At this point I decided, what the heck, why not crumble in some feta cheese?
I moved the skillet with the chicken and vegetables onto a back burner on low heat to keep warm while I made the roasted tomato sauce. I heated the skillet I had used to sauteed the chicken over medium high heat and added in some sodium reduced chicken broth and brought that to a gentle boil, scraping up all the flavourful brown bits from the chicken. I then added in 1/4 tsp Dijon mustard and gave it a whisk. The roasted tomatoes were now cool enough to handle with my hands so after removing the skin, which I easily pushed off using my fingers, I placed the tomatoes into the pan with the chicken broth and mustard and used a potato masher to break down the tomatoes. I sprinkled the sauce with a pinch or two of dry oregano and let it simmer gently while I filled my crepes.

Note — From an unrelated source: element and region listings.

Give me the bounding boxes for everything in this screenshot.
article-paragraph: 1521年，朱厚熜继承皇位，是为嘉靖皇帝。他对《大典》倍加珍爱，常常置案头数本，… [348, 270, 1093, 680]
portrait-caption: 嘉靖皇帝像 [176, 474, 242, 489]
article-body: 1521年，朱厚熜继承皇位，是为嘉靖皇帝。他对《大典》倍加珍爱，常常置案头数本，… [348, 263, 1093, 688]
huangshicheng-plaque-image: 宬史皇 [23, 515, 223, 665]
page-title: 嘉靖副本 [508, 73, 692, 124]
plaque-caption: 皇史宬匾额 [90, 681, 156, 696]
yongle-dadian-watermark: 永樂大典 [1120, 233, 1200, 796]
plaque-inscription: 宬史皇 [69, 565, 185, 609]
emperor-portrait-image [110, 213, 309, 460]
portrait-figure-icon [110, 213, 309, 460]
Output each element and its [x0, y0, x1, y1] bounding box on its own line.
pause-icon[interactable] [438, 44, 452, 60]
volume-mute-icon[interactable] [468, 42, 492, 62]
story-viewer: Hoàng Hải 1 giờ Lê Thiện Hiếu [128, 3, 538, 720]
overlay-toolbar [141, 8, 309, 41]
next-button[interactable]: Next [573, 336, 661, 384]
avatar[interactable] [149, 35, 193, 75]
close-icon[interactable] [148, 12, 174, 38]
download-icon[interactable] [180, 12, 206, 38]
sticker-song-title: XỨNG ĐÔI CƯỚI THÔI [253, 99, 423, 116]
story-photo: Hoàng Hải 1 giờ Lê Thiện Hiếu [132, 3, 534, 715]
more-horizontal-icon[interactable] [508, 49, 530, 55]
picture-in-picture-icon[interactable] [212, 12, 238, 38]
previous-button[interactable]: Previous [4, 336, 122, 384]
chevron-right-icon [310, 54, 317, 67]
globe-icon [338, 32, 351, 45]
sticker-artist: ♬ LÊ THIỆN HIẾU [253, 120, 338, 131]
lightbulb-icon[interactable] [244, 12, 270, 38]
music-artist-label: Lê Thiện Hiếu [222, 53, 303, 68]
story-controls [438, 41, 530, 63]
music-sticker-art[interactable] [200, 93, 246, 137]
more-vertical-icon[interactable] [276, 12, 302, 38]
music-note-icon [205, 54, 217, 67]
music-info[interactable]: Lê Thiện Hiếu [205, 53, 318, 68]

I placed a crepe on each plate, spooned in some of the chicken and vegetable filling and then spooned about a tablespoon of the roasted tomato sauce over the filling before rolling the crepes up.
I topped each crepe with a little more Roasted Tomato Sauce and crumbled some more feta cheese and served.
The chicken was moist and full of flavour from the garlic, oregano, Dijon mustard, red wine vinegar and olive oil. The vegetables still had a little crunch adding wonderful texture while the roasted tomato sauce was aromatic, warm and inviting, not to mention the perfect blend of sweet and savory and the crumbled feta cheese added a nice little saltiness to the whole dish. Outside of the refrigeration time, the crepes took about 10 minutes to make, the chicken and vegetables were also cooked within that time. Roasting the tomatoes took 40 minutes, another 10 for them to cool, but the sauce then only took about 5 minutes to pull together.
All in all, these Mediterranean Chicken Crepes were extremely easy to make. From the extra virgin oil to the boneless skinless chicken breasts to all those beautiful vegetables, they most definitely were also healthied-up. I estimate the cost per portion to be approximately $3.50 and, without a doubt, these Mediterranean Chicken Crepes delivered iin flavour, eliciting a two thumbs up rating from both my daughter and hubby!
Mediterranean Chicken Crepes with Roasted Tomato Sauce....easy, healthied-up, inexpensive AND delicious!